Traditionally, vendors start engaging with customers only once a sales process begins, with activity really ramping in the delivery phase. Once implementation is complete, the vendor generally disengages, handing the implemented solution over to the customer's IT team to manage in production. As I posted yesterday, customers don’t see a huge amount of value in this approach, especially nowadays.

The New Normal requires a much more constant engagement between vendors and users. This contact begins long before an official sales or procurement cycle, as part of what is known as the Zero Moment Of Truth or ZMOT. The ZMOT requires a constant exchange between vendor and user. This conversation will cover topics such as:

  • New technology developments

  • Changing user requirements

  • Level of satisfaction with existing technologies

  • Constraints on adoption of new technologies

  • Expected benefits from new technologies

This conversation has obvious benefits for the vendor in enabling them to prepare their solution for the user, reducing the lag time between when users want to adopt a new technology and the vendor being able to support it.

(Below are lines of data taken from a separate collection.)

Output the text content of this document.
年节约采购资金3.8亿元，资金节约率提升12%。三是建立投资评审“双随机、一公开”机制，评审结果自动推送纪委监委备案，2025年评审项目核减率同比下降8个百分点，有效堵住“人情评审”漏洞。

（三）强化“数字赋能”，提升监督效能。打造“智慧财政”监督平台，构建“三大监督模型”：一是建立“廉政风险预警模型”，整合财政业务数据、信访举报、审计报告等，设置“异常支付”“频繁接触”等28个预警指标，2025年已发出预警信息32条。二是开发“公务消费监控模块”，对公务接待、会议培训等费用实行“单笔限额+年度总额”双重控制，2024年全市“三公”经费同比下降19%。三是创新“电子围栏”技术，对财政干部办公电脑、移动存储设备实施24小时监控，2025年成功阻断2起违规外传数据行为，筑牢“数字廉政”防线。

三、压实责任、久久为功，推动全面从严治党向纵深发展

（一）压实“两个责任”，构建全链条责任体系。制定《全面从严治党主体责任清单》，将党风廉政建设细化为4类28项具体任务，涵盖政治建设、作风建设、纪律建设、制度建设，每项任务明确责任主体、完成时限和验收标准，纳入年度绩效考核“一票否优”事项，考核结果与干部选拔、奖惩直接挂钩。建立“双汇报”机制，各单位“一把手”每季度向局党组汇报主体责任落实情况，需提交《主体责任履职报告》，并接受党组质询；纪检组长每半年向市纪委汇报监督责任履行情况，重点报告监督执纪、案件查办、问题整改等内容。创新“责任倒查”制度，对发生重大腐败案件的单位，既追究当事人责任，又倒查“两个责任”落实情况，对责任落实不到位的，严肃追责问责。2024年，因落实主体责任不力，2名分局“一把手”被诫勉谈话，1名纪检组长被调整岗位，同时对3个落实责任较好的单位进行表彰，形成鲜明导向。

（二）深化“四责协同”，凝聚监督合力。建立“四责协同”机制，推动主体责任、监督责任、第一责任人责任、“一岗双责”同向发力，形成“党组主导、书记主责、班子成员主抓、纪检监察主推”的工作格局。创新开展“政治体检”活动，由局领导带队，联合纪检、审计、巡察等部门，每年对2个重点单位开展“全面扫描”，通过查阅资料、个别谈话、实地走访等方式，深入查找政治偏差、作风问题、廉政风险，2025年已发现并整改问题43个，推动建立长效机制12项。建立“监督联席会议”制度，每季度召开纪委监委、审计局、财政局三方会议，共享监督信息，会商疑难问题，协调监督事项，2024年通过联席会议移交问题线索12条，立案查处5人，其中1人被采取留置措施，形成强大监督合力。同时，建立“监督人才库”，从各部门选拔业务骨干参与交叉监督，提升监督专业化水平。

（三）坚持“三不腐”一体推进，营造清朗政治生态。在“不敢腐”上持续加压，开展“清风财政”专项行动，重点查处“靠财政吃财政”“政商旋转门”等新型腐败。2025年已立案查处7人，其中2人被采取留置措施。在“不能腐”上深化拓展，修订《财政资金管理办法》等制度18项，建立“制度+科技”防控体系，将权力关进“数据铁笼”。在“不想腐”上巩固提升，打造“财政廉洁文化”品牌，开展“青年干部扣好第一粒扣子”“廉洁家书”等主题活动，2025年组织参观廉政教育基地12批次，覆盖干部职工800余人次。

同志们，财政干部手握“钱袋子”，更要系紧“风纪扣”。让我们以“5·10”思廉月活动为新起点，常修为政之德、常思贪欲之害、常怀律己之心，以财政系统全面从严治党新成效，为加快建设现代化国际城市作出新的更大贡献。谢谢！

The benefit is also for the user, because the resulting solution will be much more closely matched to their actual requirements, rather than to the vendor's theory of what those requirements might be at some point in the future.

The gap between the user's requirements and the vendor's projections is often large, and the reason is that lag time. Vendors must not simply divine what users want today, but what they will want a year from now, when their solution will actually be ready - a much more difficult task.

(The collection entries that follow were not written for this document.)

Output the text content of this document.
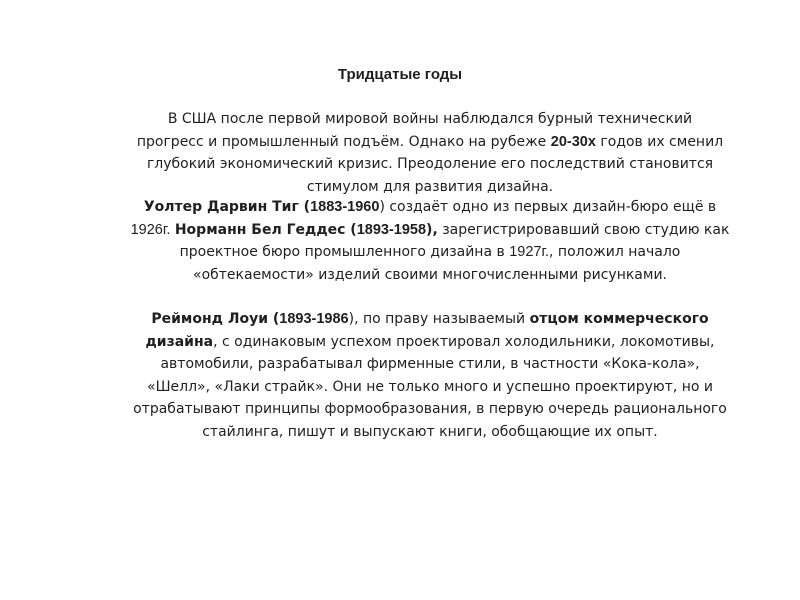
Тридцатые годы
В США после первой мировой войны наблюдался бурный технический
прогресс и промышленный подъём. Однако на рубеже 20-30х годов их сменил
глубокий экономический кризис. Преодоление его последствий становится
стимулом для развития дизайна.
Уолтер Дарвин Тиг (1883-1960) создаёт одно из первых дизайн-бюро ещё в
1926г. Норманн Бел Геддес (1893-1958), зарегистрировавший свою студию как
проектное бюро промышленного дизайна в 1927г., положил начало
«обтекаемости» изделий своими многочисленными рисунками.
Реймонд Лоуи (1893-1986), по праву называемый отцом коммерческого
дизайна, с одинаковым успехом проектировал холодильники, локомотивы,
автомобили, разрабатывал фирменные стили, в частности «Кока-кола»,
«Шелл», «Лаки страйк». Они не только много и успешно проектируют, но и
отрабатывают принципы формообразования, в первую очередь рационального
стайлинга, пишут и выпускают книги, обобщающие их опыт.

Vendors talk about building a "trusted advisor" relationship with customers. Sometimes this is no more than a code for "persuading customers to buy whatever we are selling, sight unseen", but when it is done right, this relationship is a two-way one. The vendor-adviser needs to understand the customer's needs in depth to provide good advice.

Good advisers do not hand out their advice and then disappear, they stick around for the long haul and are available to give advice at any juncture. The rapid churn of technologies means that advice is needed regularly, not just every twelve months or so, when it’s time to set the budget for next year or renew the maintenance contract.


Next up: what can customers do in this brave new world? Follow Mum’s advice: Tech in Layers.


Serendipity: Seth Godin’s post for today has an example of a company failing to engage in this way. His example is more consumer-oriented - an inkjet printer - but the general point about continuous engagement holds. Vendors that sell something, then disappear until it’s time for them to sell something again, are actively pushing customers away. What do you call a vendor who doesn’t vend?


  1. If you think it’s only vendors who have inflexible roadmaps, I have a bridge here that is going cheap to a good home.